Badger moments: 2000 Sweet 16 wipeout of LSU

Dick Bennett held a clinic

In the Wisconsin Badgers’ march to the 2000 Final Four, Dick Bennett went up against several great coaches. The exception was the 2000 Sweet 16 in the West Regional semifinals in Albuquerque.

John Brady of LSU was not a bad coach. He lasted over 10 years at LSU and did reach the 2006 Final Four with the Tigers. He was competent. Not every coach is. Yet, while being competent on a basic level, Brady was just as surely not an especially gifted bench boss. Even his best LSU teams — such as that 2006 Final Four group — were not seeded higher than number four in the NCAA Tournament. Brady recruited well and got his players to perform with energy and hunger, which enabled him to carve out a reasonably successful career. However, as a tactician, he fell well short.

Strong tactical coaches could — and did — expose him. This was a gift Wisconsin made full use of in the 2000 West Regional semis.

LSU, seeded fourth that year, had Stromile Swift, a big and strong physical specimen who, a few months later, would become the No. 2 pick in the 2000 NBA Draft. He went to the Vancouver Grizzlies after Kenyon Martin of the Cincinnati Bearcats went No. 1 to the then-New Jersey (now Brooklyn) Nets.

Wisconsin did not have any player who could measure up to Stromile Swift in terms of athleticism. The Badgers needed to be in the right positions on the floor to contain him. Wisconsin needed a cohesive defensive plan and the smarts to implement it.

Dick Bennett made sure his team was prepared.

Wisconsin made only 38 percent of its field goals against LSU. It hit just 6 of 19 threes. UW’s starting five scored a grand total of 42 points. Only one player — Jon Bryant — scored more than eight points for the Badgers.

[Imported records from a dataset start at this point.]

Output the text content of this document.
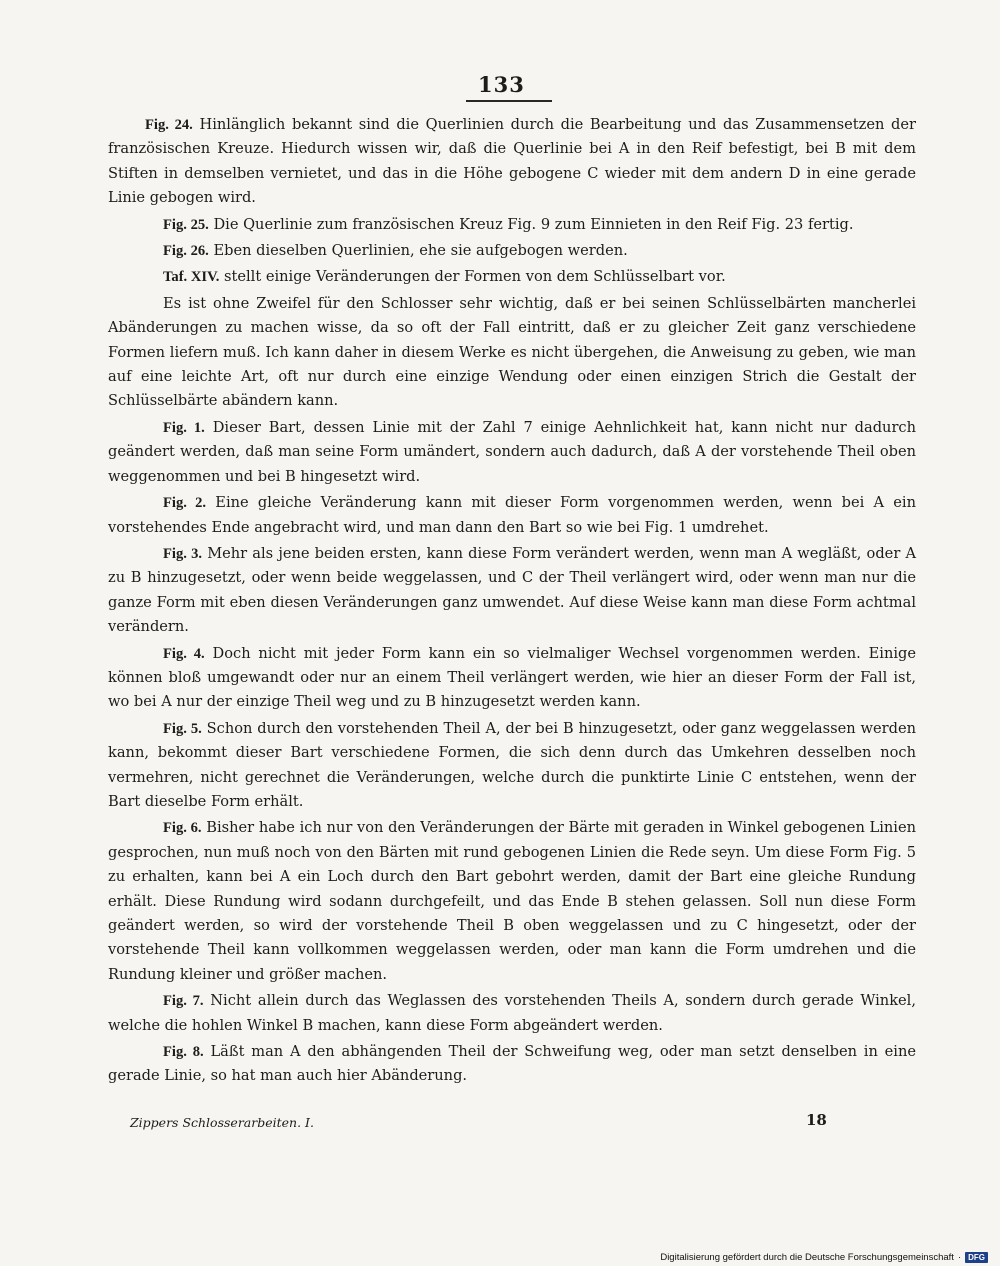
133

Fig. 24. Hinlänglich bekannt sind die Querlinien durch die Bearbeitung und das Zusammensetzen der französischen Kreuze. Hiedurch wissen wir, daß die Querlinie bei A in den Reif befestigt, bei B mit dem Stiften in demselben vernietet, und das in die Höhe gebogene C wieder mit dem andern D in eine gerade Linie gebogen wird.

Fig. 25. Die Querlinie zum französischen Kreuz Fig. 9 zum Einnieten in den Reif Fig. 23 fertig.

Fig. 26. Eben dieselben Querlinien, ehe sie aufgebogen werden.

Taf. XIV. stellt einige Veränderungen der Formen von dem Schlüsselbart vor.

Es ist ohne Zweifel für den Schlosser sehr wichtig, daß er bei seinen Schlüsselbärten mancherlei Abänderungen zu machen wisse, da so oft der Fall eintritt, daß er zu gleicher Zeit ganz verschiedene Formen liefern muß. Ich kann daher in diesem Werke es nicht übergehen, die Anweisung zu geben, wie man auf eine leichte Art, oft nur durch eine einzige Wendung oder einen einzigen Strich die Gestalt der Schlüsselbärte abändern kann.

Fig. 1. Dieser Bart, dessen Linie mit der Zahl 7 einige Aehnlichkeit hat, kann nicht nur dadurch geändert werden, daß man seine Form umändert, sondern auch dadurch, daß A der vorstehende Theil oben weggenommen und bei B hingesetzt wird.

Fig. 2. Eine gleiche Veränderung kann mit dieser Form vorgenommen werden, wenn bei A ein vorstehendes Ende angebracht wird, und man dann den Bart so wie bei Fig. 1 umdrehet.

Fig. 3. Mehr als jene beiden ersten, kann diese Form verändert werden, wenn man A wegläßt, oder A zu B hinzugesetzt, oder wenn beide weggelassen, und C der Theil verlängert wird, oder wenn man nur die ganze Form mit eben diesen Veränderungen ganz umwendet. Auf diese Weise kann man diese Form achtmal verändern.

Fig. 4. Doch nicht mit jeder Form kann ein so vielmaliger Wechsel vorgenommen werden. Einige können bloß umgewandt oder nur an einem Theil verlängert werden, wie hier an dieser Form der Fall ist, wo bei A nur der einzige Theil weg und zu B hinzugesetzt werden kann.

Fig. 5. Schon durch den vorstehenden Theil A, der bei B hinzugesetzt, oder ganz weggelassen werden kann, bekommt dieser Bart verschiedene Formen, die sich denn durch das Umkehren desselben noch vermehren, nicht gerechnet die Veränderungen, welche durch die punktirte Linie C entstehen, wenn der Bart dieselbe Form erhält.

Fig. 6. Bisher habe ich nur von den Veränderungen der Bärte mit geraden in Winkel gebogenen Linien gesprochen, nun muß noch von den Bärten mit rund gebogenen Linien die Rede seyn. Um diese Form Fig. 5 zu erhalten, kann bei A ein Loch durch den Bart gebohrt werden, damit der Bart eine gleiche Rundung erhält. Diese Rundung wird sodann durchgefeilt, und das Ende B stehen gelassen. Soll nun diese Form geändert werden, so wird der vorstehende Theil B oben weggelassen und zu C hingesetzt, oder der vorstehende Theil kann vollkommen weggelassen werden, oder man kann die Form umdrehen und die Rundung kleiner und größer machen.

Fig. 7. Nicht allein durch das Weglassen des vorstehenden Theils A, sondern durch gerade Winkel, welche die hohlen Winkel B machen, kann diese Form abgeändert werden.

Fig. 8. Läßt man A den abhängenden Theil der Schweifung weg, oder man setzt denselben in eine gerade Linie, so hat man auch hier Abänderung.

Zippers Schlosserarbeiten. I.	18
Digitalisierung gefördert durch die Deutsche Forschungsgemeinschaft · DFG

If you had been told these statistics would be part of Wisconsin’s box score at the end of the game, you would have assumed a loss.

The Badgers won by 13, 61-48.

How fully did UW flummox Stromile Swift? His number of made field goals was the same as his number of turnovers: 3.

How completely did Wisconsin confuse and throttle LSU’s offense? The Tigers committed six more turnovers (23) than their number of made field goals (17).

Bennett outflanked Brady at every turn. LSU scored just 14 points in the first half and desperately scrambled in the second half in an attempt to rally, but LSU’s impatience kept leading to bad possessions for the Tigers, who kept falling deeper and deeper into the quicksand the Badgers laid in front of them.

LSU had the athletes. Wisconsin had the well-coached and cohesive team. The Badgers moved one step closer to a Cinderella Final Four as a No. 8 seed.